- Directed by: Burt Gillett
- Produced by: Walt Disney
- Animation by: David Hand
- Color process: Black and white
- Production company: Walt Disney Productions
- Distributed by: Columbia Pictures
- Release date: February 10, 1931;
- Running time: 8 minutes
- Country: United States
- Language: English

= Birds of a Feather (1931 film) =

1931 film

Birds of a Feather is a Silly Symphonies animated Disney short film. It was released on February 10, 1931, by Columbia Pictures.

Though released in early 1931, Birds of a Feather was copyrighted by Walt Disney in late 1930. As a result, it fell into the public domain on January 1, 2026.

==Plot==
As the film opens, 3 mute swans of various sizes swim across a lake, honking in tune. As they swim away, a black swan swims by, ripping out some of her tail feathers and throwing them aside, before letting her cygnets swim and play with the feathers while she forages for food, she then gets her head stuck in a shoe, honking wildly and swimming off, as her cygnets follow.

Meanwhile, on the shoreline, a peafowl struts across, before fanning his feathers in arrogance, but gets humbled by a mallard. In the trees, 2 lyrebirds play their tails like lyres, hence the name.

In the canopy, many songbirds twitter, as an odd looking bird's eggs hatch and beg, hummingbirds pollinate flowers higher up, as oropendolas are startled by cuckoos, and those same cuckoos scare some cardinals. A plump toucan mother tries to caw to her fledgling, at the fledging makes a loud, erratic sound, scaring the mother. Above them, an aracari dances along a branch, using its tail as a pair of legs. A woodpecker hunts for prey, yet a caterpillar, annoyed, taps the woodpeckers head, causing the woodpecker to chase and consume the caterpillar.

Meanwhile, a trio of horned owls croon together, while a crow sneaks towards a blackbird nest, goes into the nest and steals a worm from the mother for its own chicks, but as the chicks scramble, the worm escapes, only to be chased by a hen and her chicks.

The chicken, as she chases the worm, throws a shoe, pipe, can, and another show onto some of her chicks, causing them to crash. The hen tries to get the worm, yet fails, and in a fit of rage, attempts to catch it again. A black chick ends of catching it, but ends up failing as well. As the hen forages, a hawk circles overhead, causing the hen to lead the chicks under her brood feathers and flee, the hawk almost catches a chick, but the chick is saved last second.

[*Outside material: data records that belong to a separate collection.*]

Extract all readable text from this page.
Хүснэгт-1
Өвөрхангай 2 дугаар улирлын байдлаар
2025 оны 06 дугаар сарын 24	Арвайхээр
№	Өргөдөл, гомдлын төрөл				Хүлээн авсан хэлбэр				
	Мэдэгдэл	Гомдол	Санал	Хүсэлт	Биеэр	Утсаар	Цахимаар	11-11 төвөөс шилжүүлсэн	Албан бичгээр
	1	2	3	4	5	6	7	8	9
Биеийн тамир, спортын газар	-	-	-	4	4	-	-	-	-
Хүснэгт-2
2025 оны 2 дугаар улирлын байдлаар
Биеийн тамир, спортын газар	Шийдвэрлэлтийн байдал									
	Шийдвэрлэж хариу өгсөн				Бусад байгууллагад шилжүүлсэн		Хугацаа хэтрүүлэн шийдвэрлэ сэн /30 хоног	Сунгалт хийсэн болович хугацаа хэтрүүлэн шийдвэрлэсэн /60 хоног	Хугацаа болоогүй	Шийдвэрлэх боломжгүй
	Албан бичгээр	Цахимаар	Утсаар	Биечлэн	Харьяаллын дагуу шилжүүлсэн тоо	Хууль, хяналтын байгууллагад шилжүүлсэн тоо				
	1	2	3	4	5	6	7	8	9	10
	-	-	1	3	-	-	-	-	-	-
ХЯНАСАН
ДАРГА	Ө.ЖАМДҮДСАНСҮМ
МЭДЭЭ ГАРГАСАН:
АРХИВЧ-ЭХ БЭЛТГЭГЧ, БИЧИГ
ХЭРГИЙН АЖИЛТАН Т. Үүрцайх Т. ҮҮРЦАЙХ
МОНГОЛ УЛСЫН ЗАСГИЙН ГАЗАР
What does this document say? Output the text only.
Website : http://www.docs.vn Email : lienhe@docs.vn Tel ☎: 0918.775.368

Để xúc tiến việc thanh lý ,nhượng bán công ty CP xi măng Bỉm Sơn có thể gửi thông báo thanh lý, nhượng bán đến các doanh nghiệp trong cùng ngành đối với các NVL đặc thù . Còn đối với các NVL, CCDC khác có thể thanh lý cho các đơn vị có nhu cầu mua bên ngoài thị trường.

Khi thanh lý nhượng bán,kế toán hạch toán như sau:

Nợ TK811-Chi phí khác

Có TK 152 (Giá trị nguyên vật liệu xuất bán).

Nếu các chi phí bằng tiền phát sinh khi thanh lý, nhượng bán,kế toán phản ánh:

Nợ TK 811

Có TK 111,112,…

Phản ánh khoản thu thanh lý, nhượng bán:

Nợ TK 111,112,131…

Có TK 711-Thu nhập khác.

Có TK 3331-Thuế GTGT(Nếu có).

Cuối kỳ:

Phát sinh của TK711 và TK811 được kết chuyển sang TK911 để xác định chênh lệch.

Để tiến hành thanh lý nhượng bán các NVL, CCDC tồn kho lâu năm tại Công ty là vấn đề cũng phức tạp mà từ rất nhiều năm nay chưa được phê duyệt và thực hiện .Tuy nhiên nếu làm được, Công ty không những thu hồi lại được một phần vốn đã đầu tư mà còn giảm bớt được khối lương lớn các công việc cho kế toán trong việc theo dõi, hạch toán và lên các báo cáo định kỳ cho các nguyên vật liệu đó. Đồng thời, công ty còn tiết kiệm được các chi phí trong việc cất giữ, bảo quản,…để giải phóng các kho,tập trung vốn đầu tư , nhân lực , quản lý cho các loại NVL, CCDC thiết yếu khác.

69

The black chick, who had ran the other way, trips over a rock, and ends up being caught. A swallow hops behind, and using a funnel, calls to its flock. The whole swallow army chases the hawk, who is planning to kill and eat the chick, one of the swallows fail to catch up, yet uses its tail as a propeller. The hawk gets mobbed by the flock viciously, failing to retort. One of them flies up high, dives down and starts to distract the hawk long enough for the flock to go down and pluck all its feathers off, leading the hawk to fall to its death, ending the aerial dogfight.

The chick falls down too, yet the swallows save it in time, landing it safely, the chick watches the swallows fly off, but then sees the hen and the rest of the chicks crying and Mourning over its supposed death, but the chick lets out an Al Jolson-esque "Mammy!", the hen realises the chick is in fact alive, and runs up to it, embracing the chick and clucking happily, as the other chicks jump for joy, ending the short.

==Voice cast==
- Florence Gill: Hen, assorted squawks and bird whistles
- Purv Pullen and Marion Darlington: Bird Whistles
- Toby Wing: Baby chicks
- The Rhythmettes (including Dorothy Compton, Beatrice Hagen, and Mary Moder): Hummingbirds and Brox Sister owls

==Comic adaptation==
The Silly Symphony Sunday comic strip ran a three-month-long adaptation of Birds of a Feather from March 11 to June 17, 1934.

==Reception==
Variety (April 15, 1931): "This subject suffers from too much similarity with previous cartoons of this and other series... This weakness makes it filler stuff for the intermediate programs and lesser spots only. It's a concoction of rhythmic gyration by various fowl".

==Home media==
The short was released on December 4, 2001, on Walt Disney Treasures: Silly Symphonies - The Historic Musical Animated Classics.